CAPITU: A Benchmark for Evaluating Instruction-Following in Brazilian Portuguese with Literary Context
This addresses the need for culturally-grounded evaluation of LLMs in Brazilian Portuguese, though it is incremental as it adapts existing benchmark concepts to a new language and context.
The authors tackled the problem of evaluating instruction-following in Brazilian Portuguese by introducing CAPITU, a benchmark contextualized in Brazilian literature, and found that frontier reasoning models like GPT-5.2 achieved 98.5% strict accuracy, while Portuguese-specialized models offered competitive cost-efficiency.
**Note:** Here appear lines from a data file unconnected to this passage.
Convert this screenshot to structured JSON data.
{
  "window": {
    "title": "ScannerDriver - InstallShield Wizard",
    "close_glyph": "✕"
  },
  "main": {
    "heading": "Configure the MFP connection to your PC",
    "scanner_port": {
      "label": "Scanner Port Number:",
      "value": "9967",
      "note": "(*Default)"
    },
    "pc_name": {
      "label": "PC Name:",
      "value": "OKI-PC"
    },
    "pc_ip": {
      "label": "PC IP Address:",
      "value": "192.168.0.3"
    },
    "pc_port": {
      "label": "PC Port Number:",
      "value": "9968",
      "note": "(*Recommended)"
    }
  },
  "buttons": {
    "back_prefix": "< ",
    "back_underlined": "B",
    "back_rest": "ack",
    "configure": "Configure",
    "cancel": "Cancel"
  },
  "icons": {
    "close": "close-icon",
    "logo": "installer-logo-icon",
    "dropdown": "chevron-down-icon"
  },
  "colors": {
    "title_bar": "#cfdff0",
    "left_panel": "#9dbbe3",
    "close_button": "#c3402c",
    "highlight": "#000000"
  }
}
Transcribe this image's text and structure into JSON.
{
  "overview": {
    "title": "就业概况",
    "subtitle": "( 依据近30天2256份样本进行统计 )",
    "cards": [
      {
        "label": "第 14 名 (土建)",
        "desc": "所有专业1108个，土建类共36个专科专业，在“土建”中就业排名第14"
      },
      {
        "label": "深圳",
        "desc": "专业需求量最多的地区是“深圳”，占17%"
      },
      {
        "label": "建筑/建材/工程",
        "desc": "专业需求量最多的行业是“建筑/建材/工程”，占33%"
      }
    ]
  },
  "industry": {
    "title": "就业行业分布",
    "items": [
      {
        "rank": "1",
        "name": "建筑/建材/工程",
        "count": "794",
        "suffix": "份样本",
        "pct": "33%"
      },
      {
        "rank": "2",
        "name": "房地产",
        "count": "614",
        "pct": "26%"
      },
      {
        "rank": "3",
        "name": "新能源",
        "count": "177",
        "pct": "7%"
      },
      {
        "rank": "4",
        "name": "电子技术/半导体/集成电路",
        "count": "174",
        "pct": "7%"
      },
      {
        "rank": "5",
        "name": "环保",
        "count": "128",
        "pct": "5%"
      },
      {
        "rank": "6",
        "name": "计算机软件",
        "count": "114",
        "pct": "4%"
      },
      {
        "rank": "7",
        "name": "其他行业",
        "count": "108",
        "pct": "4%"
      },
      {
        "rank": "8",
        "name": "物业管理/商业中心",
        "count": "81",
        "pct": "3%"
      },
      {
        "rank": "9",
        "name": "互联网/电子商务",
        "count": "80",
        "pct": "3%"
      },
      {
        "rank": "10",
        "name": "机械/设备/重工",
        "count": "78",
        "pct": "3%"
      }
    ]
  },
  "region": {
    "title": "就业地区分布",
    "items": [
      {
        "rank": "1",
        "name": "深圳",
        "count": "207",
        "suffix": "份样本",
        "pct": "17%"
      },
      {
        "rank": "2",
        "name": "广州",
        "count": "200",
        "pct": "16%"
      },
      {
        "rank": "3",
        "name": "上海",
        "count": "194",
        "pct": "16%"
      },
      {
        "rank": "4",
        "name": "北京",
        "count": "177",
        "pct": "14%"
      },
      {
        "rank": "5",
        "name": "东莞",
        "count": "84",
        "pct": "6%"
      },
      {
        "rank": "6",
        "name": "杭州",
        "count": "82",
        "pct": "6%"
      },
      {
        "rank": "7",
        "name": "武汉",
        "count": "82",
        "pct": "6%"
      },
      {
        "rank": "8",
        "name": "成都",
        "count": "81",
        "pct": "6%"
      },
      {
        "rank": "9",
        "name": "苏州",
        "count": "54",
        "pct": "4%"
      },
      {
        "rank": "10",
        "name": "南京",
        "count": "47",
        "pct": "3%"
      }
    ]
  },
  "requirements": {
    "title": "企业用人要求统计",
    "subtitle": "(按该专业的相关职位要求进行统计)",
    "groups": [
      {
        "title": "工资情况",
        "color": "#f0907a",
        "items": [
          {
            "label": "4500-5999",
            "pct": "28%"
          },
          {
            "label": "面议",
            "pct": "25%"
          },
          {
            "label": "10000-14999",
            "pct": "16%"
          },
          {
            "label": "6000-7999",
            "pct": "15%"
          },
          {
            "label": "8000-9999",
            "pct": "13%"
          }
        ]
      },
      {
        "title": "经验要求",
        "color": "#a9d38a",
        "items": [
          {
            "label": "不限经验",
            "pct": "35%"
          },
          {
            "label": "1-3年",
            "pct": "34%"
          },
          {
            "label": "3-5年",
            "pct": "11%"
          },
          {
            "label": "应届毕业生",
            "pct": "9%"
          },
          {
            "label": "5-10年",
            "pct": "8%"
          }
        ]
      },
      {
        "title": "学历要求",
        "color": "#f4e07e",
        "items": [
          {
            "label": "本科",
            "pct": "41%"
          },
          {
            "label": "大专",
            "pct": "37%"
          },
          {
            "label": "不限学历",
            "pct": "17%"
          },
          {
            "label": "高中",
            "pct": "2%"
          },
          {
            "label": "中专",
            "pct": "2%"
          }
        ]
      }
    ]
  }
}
We introduce CAPITU, a benchmark for evaluating instruction-following capabilities of Large Language Models (LLMs) in Brazilian Portuguese. Unlike existing benchmarks that focus on English or use generic prompts, CAPITU contextualizes all tasks within eight canonical works of Brazilian literature, combining verifiable instruction constraints with culturally-grounded content. The benchmark comprises 59 instruction types organized into seven categories, all designed to be automatically verifiable without requiring LLM judges or human evaluation. Instruction types include Portuguese-specific linguistic constraints (word termination patterns like -ando/-endo/-indo, -inho/-inha, -mente) and structural requirements. We evaluate 18 state-of-the-art models across single-turn and multi-turn settings. Our results show that frontier reasoning models achieve strong performance (GPT-5.2 with reasoning: 98.5% strict accuracy), while Portuguese-specialized models offer competitive cost-efficiency (Sabiazinho-4: 87.0% at \$0.13 vs Claude-Haiku-4.5: 73.5% at \$1.12). Multi-turn evaluation reveals significant variation in constraint persistence, with conversation-level accuracy ranging from 60% to 96% across models. We identify specific challenges in morphological constraints, exact counting, and constraint persistence degradation across turns. We release the complete benchmark, evaluation code, and baseline results to facilitate research on instruction-following in Portuguese.